When we began there it was clear the insurgency was strong and they were there to fight. A lot of the houses or building structures were booby-trapped with grenades or some other form of IED. My team was to establish an over-watch position on a roof on an abandoned building during a daylight clearance operation. When we tried to establish a foothold in the building the door was booby-trapped (no idea with what, HME maybe) and there was an explosion. If I remember correctly, 1, 2, and 3 were through the door and I was in the rear and had not made it in the doorway yet when it went boom. As embarrassing as it is for me to say when the door blew, I did not go in right away. I paused for a few seconds, attempted to gain my composure then went in to help. Luckily no one was hurt badly, small shrapnel wounds but nothing serious. 

The second was a night time hit, us conventional guys were in blocking positions and SOF (no idea who) was conducting the raid. Attempting to gain another high-side position we were going to take over a building/home. As we moved toward the door someone on the inside started to shoot through the door (there was no exterior gate/wall which was unusual and made getting in the building easier, we thought). The SAW gunner started on the door and windows and the shooting from the inside stopped (I'm not going to get into the AAR or BDA of that incident it's not relevant and our Command was not particularly happy about how it turned out). 

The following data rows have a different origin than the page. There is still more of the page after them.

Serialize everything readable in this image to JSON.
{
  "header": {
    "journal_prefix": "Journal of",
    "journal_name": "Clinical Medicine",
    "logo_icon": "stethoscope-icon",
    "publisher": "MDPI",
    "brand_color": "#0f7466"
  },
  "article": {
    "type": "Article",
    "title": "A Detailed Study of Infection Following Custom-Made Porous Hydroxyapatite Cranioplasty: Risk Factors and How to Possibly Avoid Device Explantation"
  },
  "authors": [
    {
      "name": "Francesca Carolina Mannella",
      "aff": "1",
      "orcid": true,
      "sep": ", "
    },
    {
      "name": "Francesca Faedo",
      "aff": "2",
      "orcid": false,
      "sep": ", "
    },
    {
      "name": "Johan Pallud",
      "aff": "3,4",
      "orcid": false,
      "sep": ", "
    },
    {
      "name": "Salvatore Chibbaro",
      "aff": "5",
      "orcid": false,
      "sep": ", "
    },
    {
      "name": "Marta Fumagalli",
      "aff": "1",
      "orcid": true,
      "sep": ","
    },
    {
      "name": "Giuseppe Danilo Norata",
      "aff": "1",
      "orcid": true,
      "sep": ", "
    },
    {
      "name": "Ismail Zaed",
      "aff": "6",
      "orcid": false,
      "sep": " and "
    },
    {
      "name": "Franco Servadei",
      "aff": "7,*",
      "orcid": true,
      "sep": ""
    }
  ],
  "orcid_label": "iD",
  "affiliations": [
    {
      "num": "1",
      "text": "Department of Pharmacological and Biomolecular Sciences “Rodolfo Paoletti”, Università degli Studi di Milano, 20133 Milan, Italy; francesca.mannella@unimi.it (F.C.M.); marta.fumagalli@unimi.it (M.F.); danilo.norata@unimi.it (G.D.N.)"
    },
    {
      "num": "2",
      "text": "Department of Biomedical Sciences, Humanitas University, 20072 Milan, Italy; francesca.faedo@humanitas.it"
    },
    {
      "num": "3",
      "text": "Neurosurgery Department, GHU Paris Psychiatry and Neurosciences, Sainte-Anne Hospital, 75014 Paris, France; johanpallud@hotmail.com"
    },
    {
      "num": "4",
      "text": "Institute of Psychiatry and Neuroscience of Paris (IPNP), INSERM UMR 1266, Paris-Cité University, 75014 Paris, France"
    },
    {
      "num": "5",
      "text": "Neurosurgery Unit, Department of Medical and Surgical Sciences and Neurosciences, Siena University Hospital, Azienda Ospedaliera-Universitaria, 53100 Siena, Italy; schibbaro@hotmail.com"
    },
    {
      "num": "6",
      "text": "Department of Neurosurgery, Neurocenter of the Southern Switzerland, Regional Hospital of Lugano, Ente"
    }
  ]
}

The two stories are relevant because of how I am seeing CQB tactics change. If you watch any number of videos on youtube where guys are actually getting shot at during CQB their animal brains kick in and you can see them fighting the fight or flight urges. The first move every single one of them makes is a step back from the door or hallway. Now, I can bet my house that none of these videos are of Tier-whatever type guys or units so maybe it would be different for them because of all their experience. But generally, people are not really excited or willing to go into a room when someone already has the drop on them. This is where the Military vs LE aspect changes. Military solution: grenade, Carl Gustaf, 25mm, Jdam, whatever (as long as it's not a hostage situation). LE solution: Get negotiator, ask him to stop please(sir), throw in a camera, or the Dallas SWAT technique: put a bomb on a Robot, situation solved (again not a hostage situation, completely different). What I am seeing is the idea of doing "threat assessments" in doorways and clearing most of the room without even entering the room. This isn't my idea or anything and I think it's pretty well known. Robert O'Neill talks about them doing tactics like this (it seemed to me anyway) as early as 2007 in his book. 

I say all this because I am curious what most of you guys (SOF, SWAT, Infantry) are doing currently during MOUT operations with regard to battle drill 6 and NOT being a hostage situation. My two very limited experiences I shared were just to explain why I can see where using alternate techniques are being explored. Has it been a common trend in the SOF world to not enter and clear the room but clear the room by pieing or using angles? This is what is being taught at a lot of Police SWAT classes and I completely understand that it's not a "one size fits all" aspect. I would like to see what other's experiences are so I can do everything I can to make sure our guys are being effective, lethal, safe and most important, go home. Also, understand I am not asking anyone to violate any OPSEC, either. I have reached out to a mod about asking these specific questions to check if it was okay.


----------



## Red Flag 1 (Feb 24, 2018)

Where did you post the first thread?


----------



## Ooh-Rah (Feb 24, 2018)

Red Flag 1 said:


> Where did you post the first thread?


CQB: Ruminations on the meaning


----------



## Red Flag 1 (Feb 24, 2018)

Ooh-Rah said:


> CQB: Ruminations on the meaning



Yeah, I found it while the OP was still signed on. It is the last entry in a "Modern Conflict" thread and there are no further replies. I don't see any advantage it two postings so I think I'll lock this one down. 

Thanks, J!


----------